Will financial history repeat like bad shellfish?

Hero image by Zlaťáky.cz on Unsplash

It has been 30 years since the 1987 stock market crash that pulled the carpet from under any number of brash high-fliers of the day. Many analysts have compared the precursors of that momentous day to the current conditions in overvalued stock and real estate markets around the world.

The main point seems to be that money is no longer real.

It has been a long time since gold, the hard precious metal, was held in reserve to match with the currency issued. Today 90% of the world’s cash is electronic and unconstrained by the need for a gold standard so central banks print the stuff by the trillions. They did this to save the system after the 2008 financial crisis and have just kept going ever since, with no obvious slowdown.

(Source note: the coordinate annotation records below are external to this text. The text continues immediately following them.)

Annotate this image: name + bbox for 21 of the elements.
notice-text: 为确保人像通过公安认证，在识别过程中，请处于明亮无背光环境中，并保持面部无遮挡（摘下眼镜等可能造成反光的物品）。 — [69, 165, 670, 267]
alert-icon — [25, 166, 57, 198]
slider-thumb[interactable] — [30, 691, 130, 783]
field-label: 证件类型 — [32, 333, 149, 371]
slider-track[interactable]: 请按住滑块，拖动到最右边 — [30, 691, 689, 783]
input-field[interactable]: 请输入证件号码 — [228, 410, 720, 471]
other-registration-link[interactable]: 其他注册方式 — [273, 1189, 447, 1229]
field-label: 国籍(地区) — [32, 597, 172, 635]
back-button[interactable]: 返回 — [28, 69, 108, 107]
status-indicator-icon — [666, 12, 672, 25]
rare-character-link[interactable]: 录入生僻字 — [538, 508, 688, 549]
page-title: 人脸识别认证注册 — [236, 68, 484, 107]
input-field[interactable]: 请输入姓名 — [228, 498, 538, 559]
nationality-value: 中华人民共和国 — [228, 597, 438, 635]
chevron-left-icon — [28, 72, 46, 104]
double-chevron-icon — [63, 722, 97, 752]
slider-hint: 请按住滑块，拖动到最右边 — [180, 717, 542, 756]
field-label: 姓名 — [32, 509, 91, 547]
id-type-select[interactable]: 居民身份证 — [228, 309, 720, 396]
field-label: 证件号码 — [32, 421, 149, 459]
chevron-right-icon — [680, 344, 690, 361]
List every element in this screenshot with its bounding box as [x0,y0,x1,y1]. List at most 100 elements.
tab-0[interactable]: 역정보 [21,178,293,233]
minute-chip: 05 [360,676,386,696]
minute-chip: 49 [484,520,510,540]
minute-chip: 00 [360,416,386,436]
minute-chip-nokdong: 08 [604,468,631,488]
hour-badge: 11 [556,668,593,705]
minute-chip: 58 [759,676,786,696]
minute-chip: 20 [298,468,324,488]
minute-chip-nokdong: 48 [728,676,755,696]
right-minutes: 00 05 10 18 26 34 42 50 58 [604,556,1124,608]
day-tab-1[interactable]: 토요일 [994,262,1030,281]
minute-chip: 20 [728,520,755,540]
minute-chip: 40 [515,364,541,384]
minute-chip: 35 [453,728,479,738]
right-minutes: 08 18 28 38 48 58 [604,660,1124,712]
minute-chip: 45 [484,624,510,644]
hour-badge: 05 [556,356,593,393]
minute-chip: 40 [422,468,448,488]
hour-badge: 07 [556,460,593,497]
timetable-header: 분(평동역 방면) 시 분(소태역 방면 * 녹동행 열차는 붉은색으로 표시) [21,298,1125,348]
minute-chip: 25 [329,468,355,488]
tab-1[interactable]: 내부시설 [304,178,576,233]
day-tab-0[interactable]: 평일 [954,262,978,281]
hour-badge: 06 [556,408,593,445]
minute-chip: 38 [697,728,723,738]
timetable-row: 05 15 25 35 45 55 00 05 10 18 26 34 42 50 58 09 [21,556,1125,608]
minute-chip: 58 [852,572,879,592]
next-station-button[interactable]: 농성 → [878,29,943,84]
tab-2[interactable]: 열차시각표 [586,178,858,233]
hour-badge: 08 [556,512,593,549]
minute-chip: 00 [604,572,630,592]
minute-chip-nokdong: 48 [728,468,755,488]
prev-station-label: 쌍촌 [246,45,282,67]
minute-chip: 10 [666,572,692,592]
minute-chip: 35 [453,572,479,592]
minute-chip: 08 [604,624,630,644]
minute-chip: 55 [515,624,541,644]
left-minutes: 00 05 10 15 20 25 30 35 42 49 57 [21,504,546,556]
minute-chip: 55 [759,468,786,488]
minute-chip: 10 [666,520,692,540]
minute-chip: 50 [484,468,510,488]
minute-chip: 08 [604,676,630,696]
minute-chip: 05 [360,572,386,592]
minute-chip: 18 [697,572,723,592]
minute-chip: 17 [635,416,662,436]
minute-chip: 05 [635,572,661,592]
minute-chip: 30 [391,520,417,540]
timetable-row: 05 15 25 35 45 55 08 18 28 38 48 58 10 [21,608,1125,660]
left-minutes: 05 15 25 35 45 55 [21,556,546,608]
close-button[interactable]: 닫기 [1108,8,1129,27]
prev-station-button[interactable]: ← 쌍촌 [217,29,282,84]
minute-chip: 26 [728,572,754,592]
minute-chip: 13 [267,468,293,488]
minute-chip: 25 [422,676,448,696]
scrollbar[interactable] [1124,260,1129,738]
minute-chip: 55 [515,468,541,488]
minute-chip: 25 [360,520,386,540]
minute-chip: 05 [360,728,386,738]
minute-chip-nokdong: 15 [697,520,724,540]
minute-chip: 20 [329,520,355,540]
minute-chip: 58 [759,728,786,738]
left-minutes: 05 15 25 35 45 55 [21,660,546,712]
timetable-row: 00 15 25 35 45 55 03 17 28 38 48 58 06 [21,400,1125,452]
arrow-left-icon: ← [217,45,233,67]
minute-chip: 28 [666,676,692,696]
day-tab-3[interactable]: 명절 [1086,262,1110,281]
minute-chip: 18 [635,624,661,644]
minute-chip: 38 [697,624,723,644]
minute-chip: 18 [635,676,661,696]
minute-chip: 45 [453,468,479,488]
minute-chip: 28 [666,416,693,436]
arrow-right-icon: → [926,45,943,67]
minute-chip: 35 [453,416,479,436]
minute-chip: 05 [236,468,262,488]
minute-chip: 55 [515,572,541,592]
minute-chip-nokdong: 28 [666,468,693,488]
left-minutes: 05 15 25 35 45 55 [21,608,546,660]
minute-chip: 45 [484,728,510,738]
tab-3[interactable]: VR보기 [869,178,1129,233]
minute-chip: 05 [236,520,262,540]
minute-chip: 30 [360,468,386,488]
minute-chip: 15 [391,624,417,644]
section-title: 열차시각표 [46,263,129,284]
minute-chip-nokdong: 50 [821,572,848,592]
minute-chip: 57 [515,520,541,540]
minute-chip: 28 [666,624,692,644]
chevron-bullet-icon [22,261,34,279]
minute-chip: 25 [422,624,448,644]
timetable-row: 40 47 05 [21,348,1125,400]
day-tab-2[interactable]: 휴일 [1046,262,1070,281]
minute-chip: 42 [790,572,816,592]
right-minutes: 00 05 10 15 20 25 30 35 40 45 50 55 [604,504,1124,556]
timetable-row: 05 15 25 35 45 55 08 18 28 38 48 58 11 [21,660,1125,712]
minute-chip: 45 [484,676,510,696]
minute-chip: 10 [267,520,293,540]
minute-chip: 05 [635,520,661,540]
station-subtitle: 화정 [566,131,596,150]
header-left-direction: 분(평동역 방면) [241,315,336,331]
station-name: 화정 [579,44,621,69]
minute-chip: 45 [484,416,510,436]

The global debt load is now three times greater than it was at the turn of the century and grows by staggering sums each year.

Source: Bloomberg 

Governments, companies and households raised $24 trillion in 2020 to offset the pandemic’s economic toll, bringing the global debt total to an all-time high of $281 trillion by the end of 2020, or more than 355% of global GDP, according to the Institute of International Finance.

Here are the gross national debt numbers for the US over a longer time period showing recovery from the impact of WW2 and then some political decisions by both Republican and Democrat presidents since the 1980’s.

Now here is the thing. 

Most of this cash has been used for speculation to give us booming stock markets, crazy house prices and, arguably, Donald Trump. 

Convention says that markets will correct, bubbles will burst, and the politics will burn. 

Or will they? 

If money is only loosely tied to material things (resources, products or services) and governments can print it at will then any correction is bailed out by more ‘printing’. Whatever it takes to ensure the economic system survives.

Why not go all out? 

Print more and more. Give citizens a basic income and do away with welfare for the unemployed. And while at it spend some more money to encourage decentralisation of people away from the big cities by subsidies to services in rural areas. 

After all, many of us just learnt to work from home. So home could be anywhere, maybe even somewhere with a kind rural outlook.

Here is my question…

If governments can mortgage the future to save economies from financial and pandemic crises why can’t they do it to stimulate an economic transition?